Dynamic Public Resource Allocation Based on Human Mobility Prediction
This article presents a method for dynamically deploying public resources such as trash bins using human mobility prediction, describing the problem background, challenges, a multi‑agent long‑term maximal coverage scheduling model, an energy‑adaptive heuristic, and experimental results showing up to 80% resource savings.
In dense points‑of‑interest (POI) areas such as amusement parks, static deployment of resources like trash bins leads to high costs and low utilization because crowd distribution varies greatly over time and space. Observations at Beijing Happy Valley show that 70‑80% of the 95 installed bins are under‑used.
The paper asks whether mobile resources can achieve the same coverage with fewer units and proposes a dynamic deployment framework based on human mobility prediction.
Three main challenges are identified: limited resource budget, energy constraints of mobile agents, and the large action space for scheduling.
To address the first two challenges, a multi‑step crowd flow prediction is performed, and a Multi‑Agent Long‑term Maximal Coverage Scheduling (MALMCS) problem is formulated, which seeks position sequences for agents that maximize total crowd coverage without exhausting energy.
Because MALMCS is NP‑hard, a two‑stage heuristic called Energy Adaptive Scheduling (EADS) is introduced. The first stage solves a multi‑level maximum‑k‑coverage problem using a greedy algorithm and a bottleneck assignment approach; the second stage applies an energy‑aware hill‑climbing adjustment when the greedy solution violates energy limits.
Model Predictive Control (MPC) is employed to re‑solve MALMCS at each decision point using the latest crowd flow forecasts, mitigating long‑term prediction errors.

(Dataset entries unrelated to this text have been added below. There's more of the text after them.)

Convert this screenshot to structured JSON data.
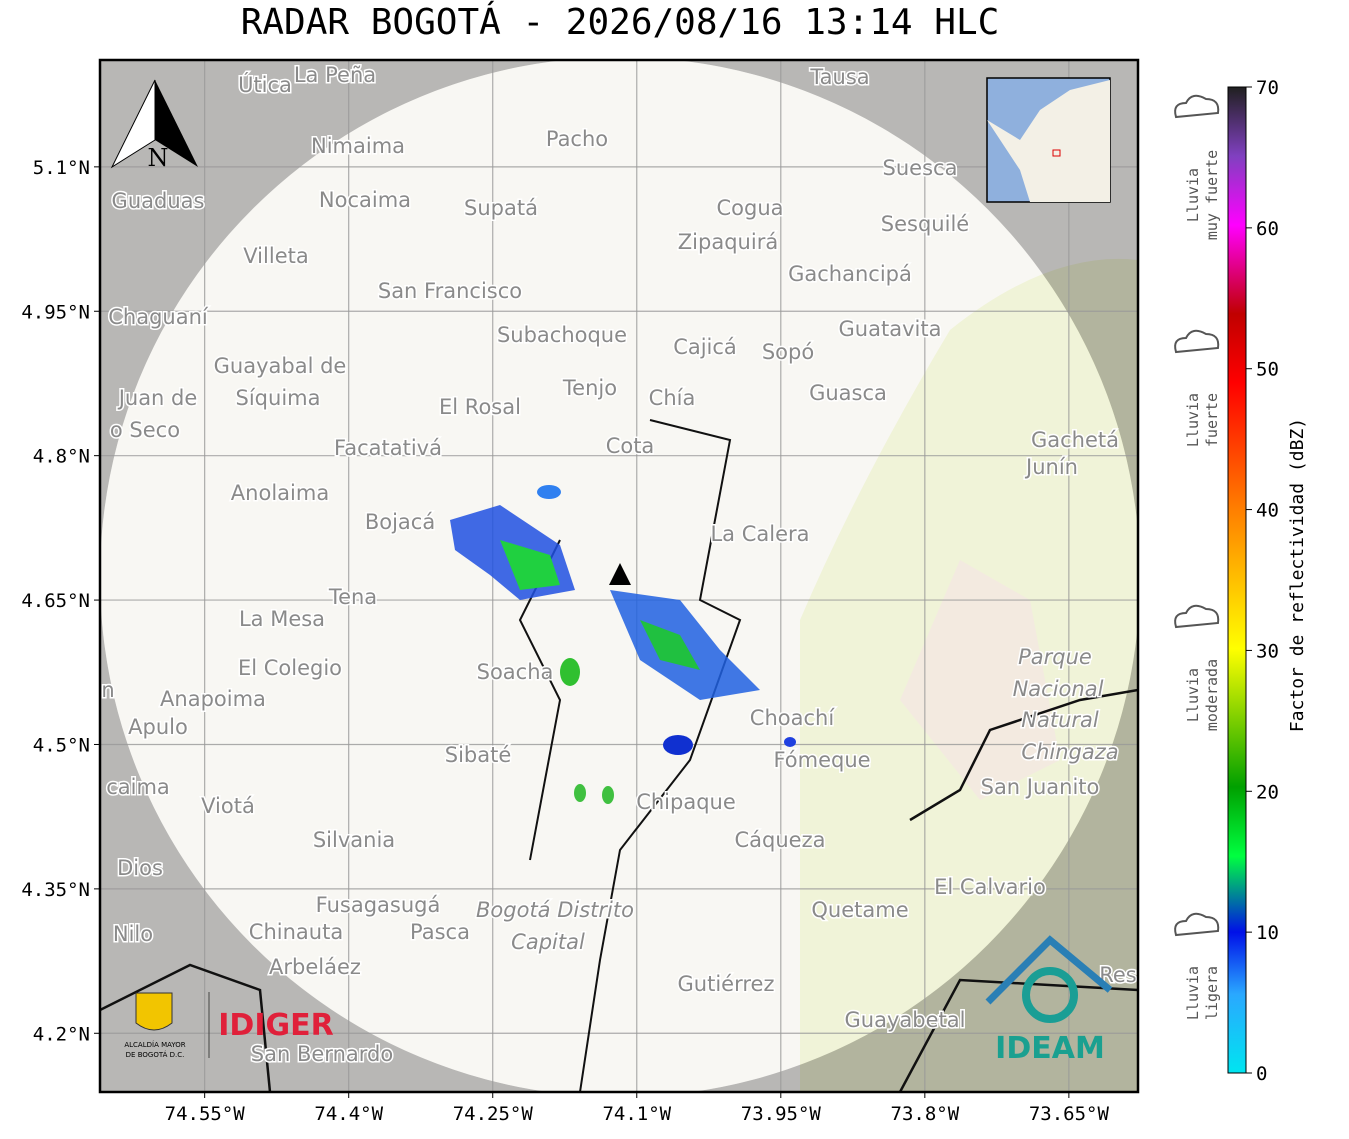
{
  "map": {
    "title": "RADAR BOGOTÁ - 2026/08/16 13:14 HLC",
    "xlim": [
      -74.659,
      -73.578
    ],
    "ylim": [
      4.139,
      5.211
    ],
    "xticks": [
      {
        "value": -74.55,
        "label": "74.55°W"
      },
      {
        "value": -74.4,
        "label": "74.4°W"
      },
      {
        "value": -74.25,
        "label": "74.25°W"
      },
      {
        "value": -74.1,
        "label": "74.1°W"
      },
      {
        "value": -73.95,
        "label": "73.95°W"
      },
      {
        "value": -73.8,
        "label": "73.8°W"
      },
      {
        "value": -73.65,
        "label": "73.65°W"
      }
    ],
    "yticks": [
      {
        "value": 5.1,
        "label": "5.1°N"
      },
      {
        "value": 4.95,
        "label": "4.95°N"
      },
      {
        "value": 4.8,
        "label": "4.8°N"
      },
      {
        "value": 4.65,
        "label": "4.65°N"
      },
      {
        "value": 4.5,
        "label": "4.5°N"
      },
      {
        "value": 4.35,
        "label": "4.35°N"
      },
      {
        "value": 4.2,
        "label": "4.2°N"
      }
    ],
    "grid": true,
    "north_label": "N",
    "places": [
      "Útica",
      "La Peña",
      "Tausa",
      "Pacho",
      "Nimaima",
      "Guaduas",
      "Nocaima",
      "Supatá",
      "Cogua",
      "Suesca",
      "Sesquilé",
      "Zipaquirá",
      "Villeta",
      "Gachancipá",
      "San Francisco",
      "Chaguaní",
      "Guatavita",
      "Subachoque",
      "Cajicá",
      "Sopó",
      "Guayabal de",
      "Síquima",
      "Juan de",
      "o Seco",
      "Tenjo",
      "Chía",
      "Guasca",
      "El Rosal",
      "Facatativá",
      "Cota",
      "Gachetá",
      "Junín",
      "Anolaima",
      "Bojacá",
      "La Calera",
      "Tena",
      "La Mesa",
      "El Colegio",
      "Soacha",
      "Parque",
      "Nacional",
      "Natural",
      "Chingaza",
      "Anapoima",
      "Apulo",
      "Choachí",
      "Fómeque",
      "Sibaté",
      "San Juanito",
      "caima",
      "Viotá",
      "Chipaque",
      "Silvania",
      "Cáqueza",
      "Dios",
      "El Calvario",
      "Fusagasugá",
      "Bogotá Distrito",
      "Capital",
      "Quetame",
      "Nilo",
      "Chinauta",
      "Pasca",
      "Arbeláez",
      "Res",
      "Gutiérrez",
      "Guayabetal",
      "San Bernardo",
      "n"
    ],
    "logos": {
      "alcaldia": [
        "ALCALDÍA MAYOR",
        "DE BOGOTÁ D.C."
      ],
      "idiger": "IDIGER",
      "ideam": "IDEAM"
    }
  },
  "colorbar": {
    "label": "Factor de reflectividad (dBZ)",
    "lim": [
      0,
      70
    ],
    "ticks": [
      0,
      10,
      20,
      30,
      40,
      50,
      60,
      70
    ],
    "levels": [
      [
        "Lluvia",
        "ligera"
      ],
      [
        "Lluvia",
        "moderada"
      ],
      [
        "Lluvia",
        "fuerte"
      ],
      [
        "Lluvia",
        "muy fuerte"
      ]
    ]
  }
}
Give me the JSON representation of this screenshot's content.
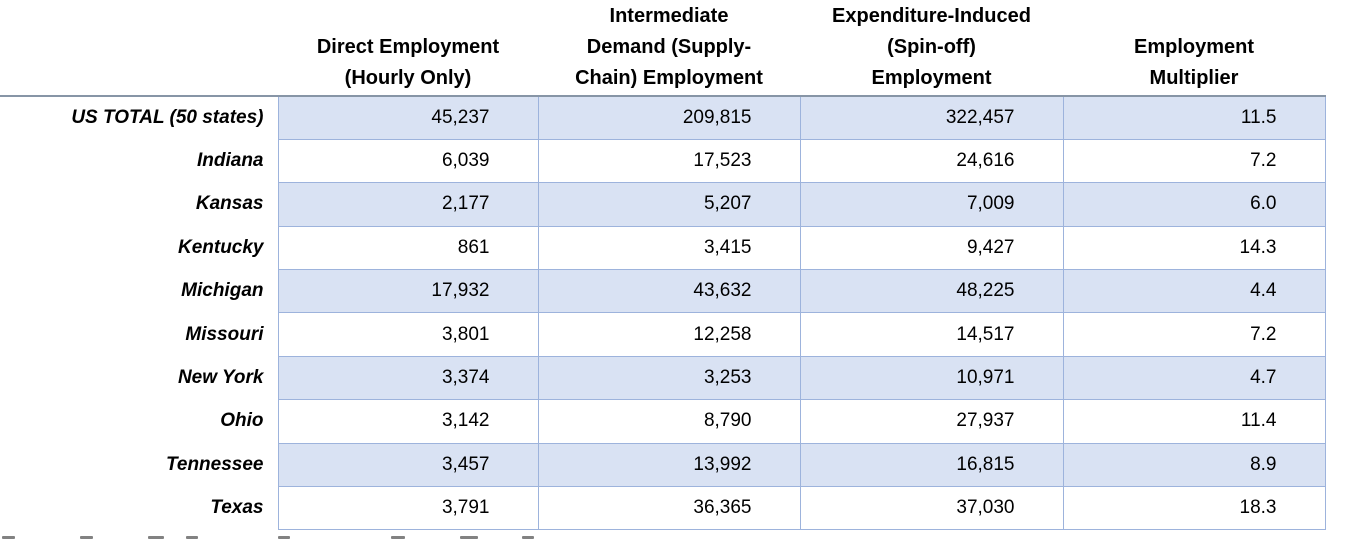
{
  "chart_data": {
    "type": "table",
    "title": "",
    "corner_label": "",
    "columns": [
      "Direct Employment\n(Hourly Only)",
      "Intermediate\nDemand (Supply-\nChain) Employment",
      "Expenditure-Induced\n(Spin-off)\nEmployment",
      "Employment\nMultiplier"
    ],
    "rows": [
      {
        "label": "US TOTAL (50 states)",
        "values": [
          "45,237",
          "209,815",
          "322,457",
          "11.5"
        ]
      },
      {
        "label": "Indiana",
        "values": [
          "6,039",
          "17,523",
          "24,616",
          "7.2"
        ]
      },
      {
        "label": "Kansas",
        "values": [
          "2,177",
          "5,207",
          "7,009",
          "6.0"
        ]
      },
      {
        "label": "Kentucky",
        "values": [
          "861",
          "3,415",
          "9,427",
          "14.3"
        ]
      },
      {
        "label": "Michigan",
        "values": [
          "17,932",
          "43,632",
          "48,225",
          "4.4"
        ]
      },
      {
        "label": "Missouri",
        "values": [
          "3,801",
          "12,258",
          "14,517",
          "7.2"
        ]
      },
      {
        "label": "New York",
        "values": [
          "3,374",
          "3,253",
          "10,971",
          "4.7"
        ]
      },
      {
        "label": "Ohio",
        "values": [
          "3,142",
          "8,790",
          "27,937",
          "11.4"
        ]
      },
      {
        "label": "Tennessee",
        "values": [
          "3,457",
          "13,992",
          "16,815",
          "8.9"
        ]
      },
      {
        "label": "Texas",
        "values": [
          "3,791",
          "36,365",
          "37,030",
          "18.3"
        ]
      }
    ],
    "layout": {
      "banded_rows": true,
      "band_start": "first-data-row"
    }
  },
  "colors": {
    "band_fill": "#D9E2F3",
    "grid_border": "#9DB3DC",
    "header_rule": "#8795A6",
    "text": "#000000",
    "background": "#ffffff"
  }
}
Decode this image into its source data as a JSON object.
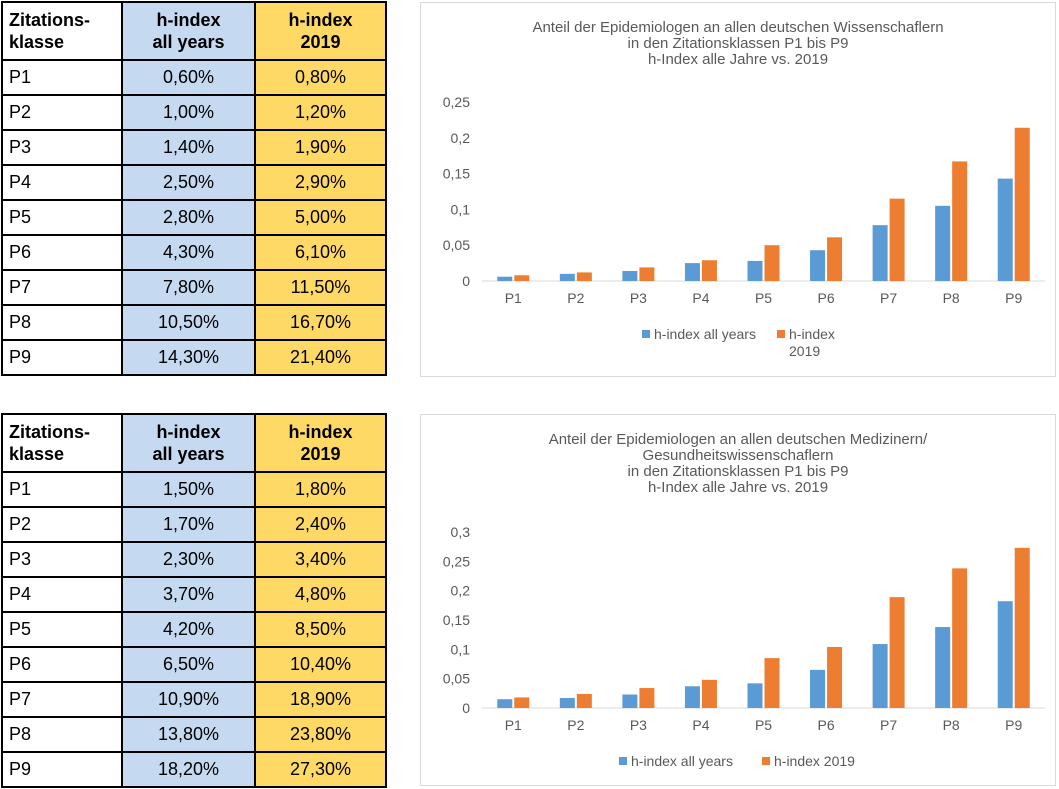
{
  "colors": {
    "series_all_years": "#5b9bd5",
    "series_2019": "#ed7d31",
    "col_all_years_bg": "#c5d9f1",
    "col_2019_bg": "#ffd966"
  },
  "table1": {
    "headers": {
      "c0_l1": "Zitations-",
      "c0_l2": "klasse",
      "c1_l1": "h-index",
      "c1_l2": "all years",
      "c2_l1": "h-index",
      "c2_l2": "2019"
    },
    "rows": [
      {
        "klasse": "P1",
        "all": "0,60%",
        "y2019": "0,80%"
      },
      {
        "klasse": "P2",
        "all": "1,00%",
        "y2019": "1,20%"
      },
      {
        "klasse": "P3",
        "all": "1,40%",
        "y2019": "1,90%"
      },
      {
        "klasse": "P4",
        "all": "2,50%",
        "y2019": "2,90%"
      },
      {
        "klasse": "P5",
        "all": "2,80%",
        "y2019": "5,00%"
      },
      {
        "klasse": "P6",
        "all": "4,30%",
        "y2019": "6,10%"
      },
      {
        "klasse": "P7",
        "all": "7,80%",
        "y2019": "11,50%"
      },
      {
        "klasse": "P8",
        "all": "10,50%",
        "y2019": "16,70%"
      },
      {
        "klasse": "P9",
        "all": "14,30%",
        "y2019": "21,40%"
      }
    ]
  },
  "table2": {
    "headers": {
      "c0_l1": "Zitations-",
      "c0_l2": "klasse",
      "c1_l1": "h-index",
      "c1_l2": "all years",
      "c2_l1": "h-index",
      "c2_l2": "2019"
    },
    "rows": [
      {
        "klasse": "P1",
        "all": "1,50%",
        "y2019": "1,80%"
      },
      {
        "klasse": "P2",
        "all": "1,70%",
        "y2019": "2,40%"
      },
      {
        "klasse": "P3",
        "all": "2,30%",
        "y2019": "3,40%"
      },
      {
        "klasse": "P4",
        "all": "3,70%",
        "y2019": "4,80%"
      },
      {
        "klasse": "P5",
        "all": "4,20%",
        "y2019": "8,50%"
      },
      {
        "klasse": "P6",
        "all": "6,50%",
        "y2019": "10,40%"
      },
      {
        "klasse": "P7",
        "all": "10,90%",
        "y2019": "18,90%"
      },
      {
        "klasse": "P8",
        "all": "13,80%",
        "y2019": "23,80%"
      },
      {
        "klasse": "P9",
        "all": "18,20%",
        "y2019": "27,30%"
      }
    ]
  },
  "chart_data": [
    {
      "type": "bar",
      "title_lines": [
        "Anteil der Epidemiologen an allen deutschen Wissenschaflern",
        "in den Zitationsklassen P1 bis P9",
        "h-Index alle Jahre vs. 2019"
      ],
      "categories": [
        "P1",
        "P2",
        "P3",
        "P4",
        "P5",
        "P6",
        "P7",
        "P8",
        "P9"
      ],
      "series": [
        {
          "name": "h-index all years",
          "values": [
            0.006,
            0.01,
            0.014,
            0.025,
            0.028,
            0.043,
            0.078,
            0.105,
            0.143
          ]
        },
        {
          "name_lines": [
            "h-index",
            "2019"
          ],
          "values": [
            0.008,
            0.012,
            0.019,
            0.029,
            0.05,
            0.061,
            0.115,
            0.167,
            0.214
          ]
        }
      ],
      "ylim": [
        0,
        0.25
      ],
      "yticks": [
        "0",
        "0,05",
        "0,1",
        "0,15",
        "0,2",
        "0,25"
      ],
      "ytick_values": [
        0,
        0.05,
        0.1,
        0.15,
        0.2,
        0.25
      ],
      "legend": "bottom",
      "grid": false
    },
    {
      "type": "bar",
      "title_lines": [
        "Anteil der Epidemiologen an allen deutschen Medizinern/",
        "Gesundheitswissenschaflern",
        "in den Zitationsklassen P1 bis P9",
        "h-Index alle Jahre vs. 2019"
      ],
      "categories": [
        "P1",
        "P2",
        "P3",
        "P4",
        "P5",
        "P6",
        "P7",
        "P8",
        "P9"
      ],
      "series": [
        {
          "name": "h-index all years",
          "values": [
            0.015,
            0.017,
            0.023,
            0.037,
            0.042,
            0.065,
            0.109,
            0.138,
            0.182
          ]
        },
        {
          "name": "h-index 2019",
          "values": [
            0.018,
            0.024,
            0.034,
            0.048,
            0.085,
            0.104,
            0.189,
            0.238,
            0.273
          ]
        }
      ],
      "ylim": [
        0,
        0.3
      ],
      "yticks": [
        "0",
        "0,05",
        "0,1",
        "0,15",
        "0,2",
        "0,25",
        "0,3"
      ],
      "ytick_values": [
        0,
        0.05,
        0.1,
        0.15,
        0.2,
        0.25,
        0.3
      ],
      "legend": "bottom",
      "grid": false
    }
  ]
}
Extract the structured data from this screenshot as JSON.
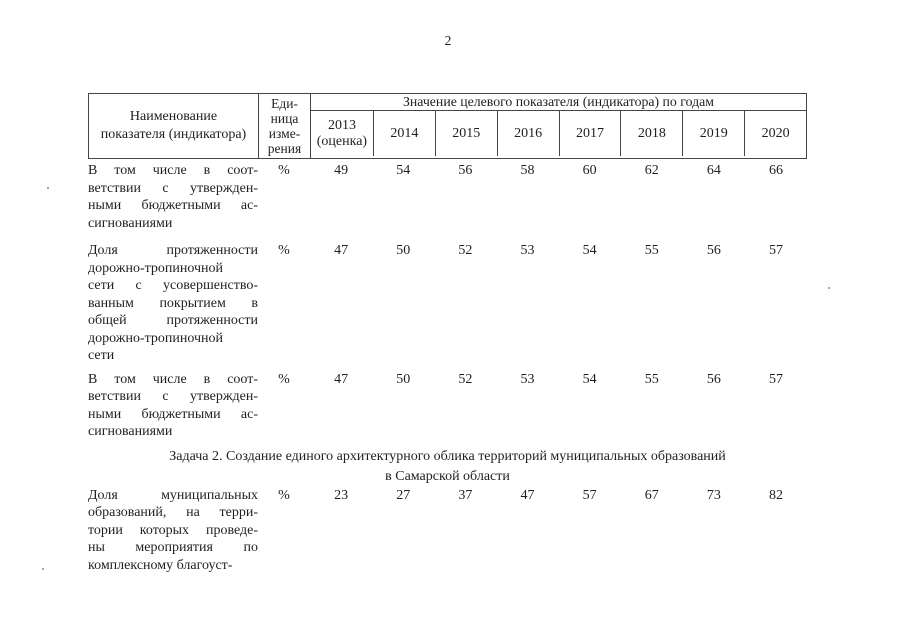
{
  "page": {
    "number": "2"
  },
  "table": {
    "header": {
      "indicator_lines": [
        "Наименование",
        "показателя (индикатора)"
      ],
      "unit_lines": [
        "Еди-",
        "ница",
        "изме-",
        "рения"
      ],
      "years_title": "Значение целевого показателя (индикатора) по годам",
      "years": [
        {
          "lines": [
            "2013",
            "(оценка)"
          ]
        },
        {
          "lines": [
            "2014"
          ]
        },
        {
          "lines": [
            "2015"
          ]
        },
        {
          "lines": [
            "2016"
          ]
        },
        {
          "lines": [
            "2017"
          ]
        },
        {
          "lines": [
            "2018"
          ]
        },
        {
          "lines": [
            "2019"
          ]
        },
        {
          "lines": [
            "2020"
          ]
        }
      ]
    },
    "rows": [
      {
        "type": "data",
        "name_lines": [
          "В том числе в соот-",
          "ветствии с утвержден-",
          "ными бюджетными ас-",
          "сигнованиями"
        ],
        "unit": "%",
        "values": [
          "49",
          "54",
          "56",
          "58",
          "60",
          "62",
          "64",
          "66"
        ]
      },
      {
        "type": "data",
        "name_lines": [
          "Доля протяженности",
          "дорожно-тропиночной",
          "сети с усовершенство-",
          "ванным покрытием в",
          "общей протяженности",
          "дорожно-тропиночной",
          "сети"
        ],
        "unit": "%",
        "values": [
          "47",
          "50",
          "52",
          "53",
          "54",
          "55",
          "56",
          "57"
        ]
      },
      {
        "type": "data",
        "name_lines": [
          "В том числе в соот-",
          "ветствии с утвержден-",
          "ными бюджетными ас-",
          "сигнованиями"
        ],
        "unit": "%",
        "values": [
          "47",
          "50",
          "52",
          "53",
          "54",
          "55",
          "56",
          "57"
        ]
      },
      {
        "type": "section",
        "lines": [
          "Задача 2. Создание единого архитектурного облика территорий муниципальных образований",
          "в Самарской области"
        ]
      },
      {
        "type": "data",
        "name_lines": [
          "Доля муниципальных",
          "образований, на терри-",
          "тории которых проведе-",
          "ны мероприятия по",
          "комплексному благоуст-"
        ],
        "unit": "%",
        "values": [
          "23",
          "27",
          "37",
          "47",
          "57",
          "67",
          "73",
          "82"
        ]
      }
    ]
  }
}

Experiments use ten months of hourly crowd‑flow heat‑maps from Tencent location data (5,508 grid cells) and the real positions of 95 trash bins. Evaluation metric is the average daily covered crowd index (ADCC). Results show that the EADS‑MPC approach achieves comparable coverage with only 19 mobile resources, saving roughly 80% of static resources compared to the current deployment and 56.8% compared to a static maximal‑k‑coverage baseline.
References to related work on spatio‑temporal neural networks, budgeted maximum coverage, and multi‑level bottleneck assignment are provided.